Met programma’s als AnythingLLM of gpt4all kan je relatief eenvoudig een lokaal AI-model laten draaien, met taalmodellen naar keuze.
Wees zuinig
AI-modellen draaien in grote serverparken die veel elektriciteit en koelwater verbruiken. De verwachting is dat tegen 2030 7% van het wereldwijde energieaanbod nodig zal zijn voor AI.
Vandaag is het bij de keuze van een specifieke toepassing moeilijk om te weten wat het energieverbruik is van een opdracht. Los daarvan is het altijd goed om zuinig om te springen met AI. Voor eenvoudig opzoekingswerk volstaat een veel minder energie-instensieve zoekmachine vaak.
Daarnaast kan een goed doordachte prompt het aantal pogingen om tot een gewenst antwoord te komen verminderen. Lees hier het verslag van de VVJ Academy-workshop over prompten.
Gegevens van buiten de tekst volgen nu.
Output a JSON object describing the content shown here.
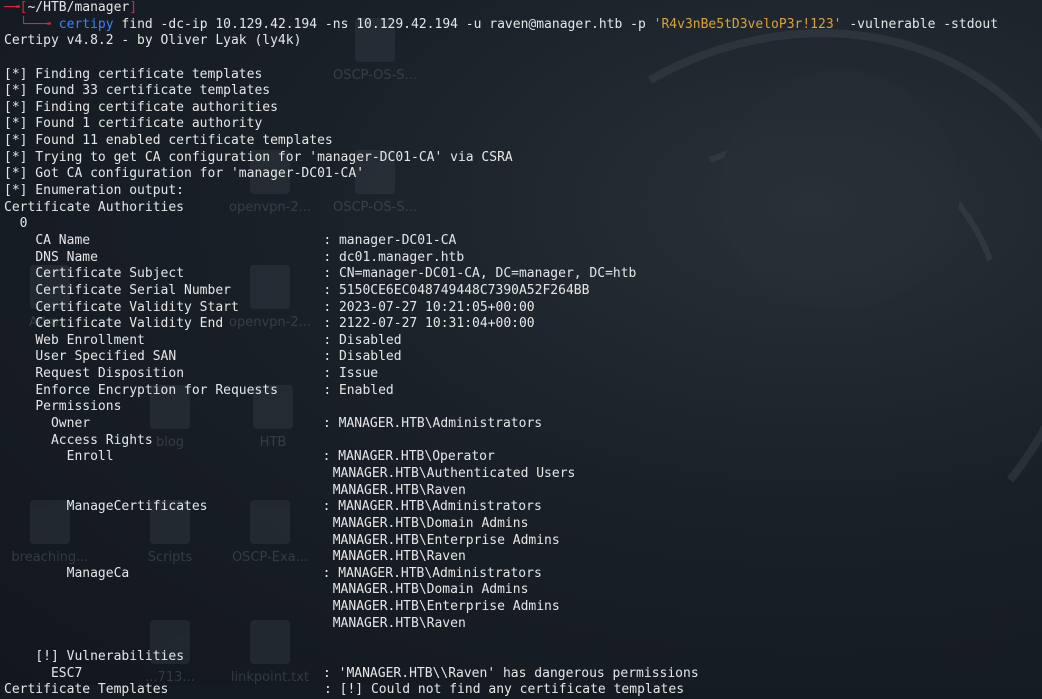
{
  "desktop": {
    "icons": [
      "OSCP-OS-S...",
      "openvpn-2...",
      "OSCP-OS-S...",
      "Adm...",
      "openvpn-2...",
      "blog",
      "HTB",
      "breaching...",
      "Scripts",
      "OSCP-Exa...",
      "linkpoint.txt",
      "...713..."
    ]
  },
  "prompt": {
    "path": "~/HTB/manager",
    "command": "certipy",
    "args": "find -dc-ip 10.129.42.194 -ns 10.129.42.194 -u raven@manager.htb -p",
    "password": "'R4v3nBe5tD3veloP3r!123'",
    "flags": "-vulnerable -stdout"
  },
  "banner": "Certipy v4.8.2 - by Oliver Lyak (ly4k)",
  "status": [
    "[*] Finding certificate templates",
    "[*] Found 33 certificate templates",
    "[*] Finding certificate authorities",
    "[*] Found 1 certificate authority",
    "[*] Found 11 enabled certificate templates",
    "[*] Trying to get CA configuration for 'manager-DC01-CA' via CSRA",
    "[*] Got CA configuration for 'manager-DC01-CA'",
    "[*] Enumeration output:"
  ],
  "ca_header": "Certificate Authorities",
  "ca_index": "0",
  "ca_fields": [
    {
      "k": "CA Name",
      "v": "manager-DC01-CA"
    },
    {
      "k": "DNS Name",
      "v": "dc01.manager.htb"
    },
    {
      "k": "Certificate Subject",
      "v": "CN=manager-DC01-CA, DC=manager, DC=htb"
    },
    {
      "k": "Certificate Serial Number",
      "v": "5150CE6EC048749448C7390A52F264BB"
    },
    {
      "k": "Certificate Validity Start",
      "v": "2023-07-27 10:21:05+00:00"
    },
    {
      "k": "Certificate Validity End",
      "v": "2122-07-27 10:31:04+00:00"
    },
    {
      "k": "Web Enrollment",
      "v": "Disabled"
    },
    {
      "k": "User Specified SAN",
      "v": "Disabled"
    },
    {
      "k": "Request Disposition",
      "v": "Issue"
    },
    {
      "k": "Enforce Encryption for Requests",
      "v": "Enabled"
    }
  ],
  "permissions": {
    "label": "Permissions",
    "owner_label": "Owner",
    "owner": "MANAGER.HTB\\Administrators",
    "access_rights_label": "Access Rights",
    "enroll_label": "Enroll",
    "enroll": [
      "MANAGER.HTB\\Operator",
      "MANAGER.HTB\\Authenticated Users",
      "MANAGER.HTB\\Raven"
    ],
    "managecerts_label": "ManageCertificates",
    "managecerts": [
      "MANAGER.HTB\\Administrators",
      "MANAGER.HTB\\Domain Admins",
      "MANAGER.HTB\\Enterprise Admins",
      "MANAGER.HTB\\Raven"
    ],
    "manageca_label": "ManageCa",
    "manageca": [
      "MANAGER.HTB\\Administrators",
      "MANAGER.HTB\\Domain Admins",
      "MANAGER.HTB\\Enterprise Admins",
      "MANAGER.HTB\\Raven"
    ]
  },
  "vulns": {
    "label": "[!] Vulnerabilities",
    "name": "ESC7",
    "detail": "'MANAGER.HTB\\\\Raven' has dangerous permissions"
  },
  "templates": {
    "label": "Certificate Templates",
    "detail": "[!] Could not find any certificate templates"
  }
}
En tenslotte verbruikt het genereren van afbeeldingen nog veel meer dan tekst. Wie hier bewust mee omspringt kan zijn verbruik aanzienlijk verlagen.
Blijf achterdochtig
“Een taalmodel neemt gewoon enorm veel tekst van het internet, stopt dat allemaal in een blender en puzzelt nieuwe dingen bij elkaar. Maar het heeft geen enkel besef van wat waar is en wat niet waar is. Puur door de aard van de technologie kan je dat niet gebruiken om betrouwbare nieuwsberichten te schrijven”, aldus auteur, onderzoeker en AI-strateeg Jens Meijen.
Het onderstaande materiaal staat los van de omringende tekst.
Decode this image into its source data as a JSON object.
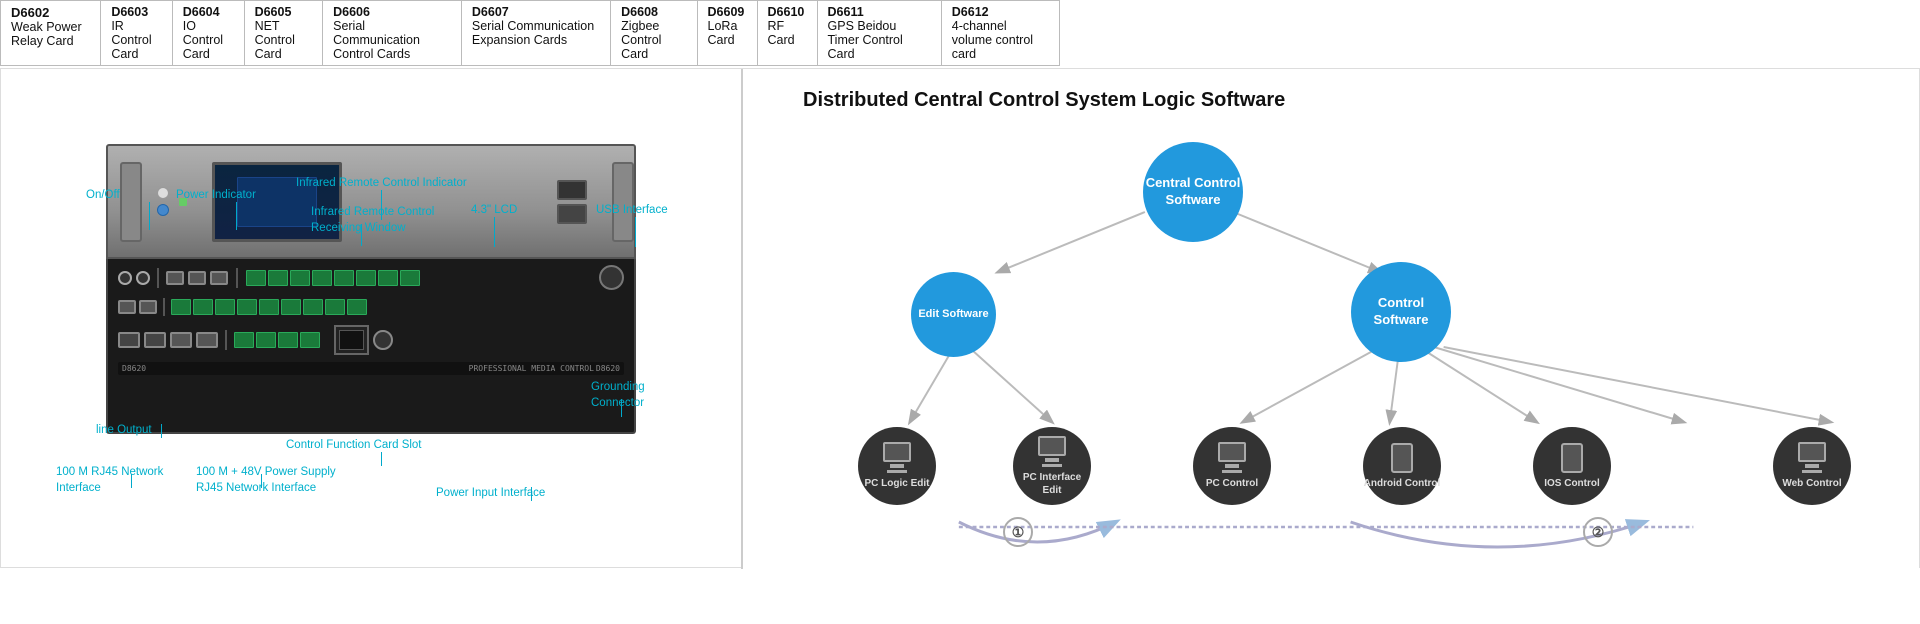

Flagrant zijn de hallucinaties, chatbots die in mooie volzinnen klinkklare nonsens uitkramen. De technologie evolueert echter snel, en hallucinaties komen al minder frequent voor dan 1 of 2 jaar gelden.
Veel subtieler is de vooringenomenheid die in taalmodellen vaak ingebakken zit, omdat ze niet op een evenwichtige manier gevoed zijn, of zelfs bewust in een bepaalde richting worden gestuurd. Om te zwijgen van censuur, zoals de Chinese chatbot Deepseek die nog nooit van het Tiananmen-protest van 1989 had gehoord.
Zoals steeds in de journalistiek geldt ook hier dat alle info kritisch geverifieerd moet worden.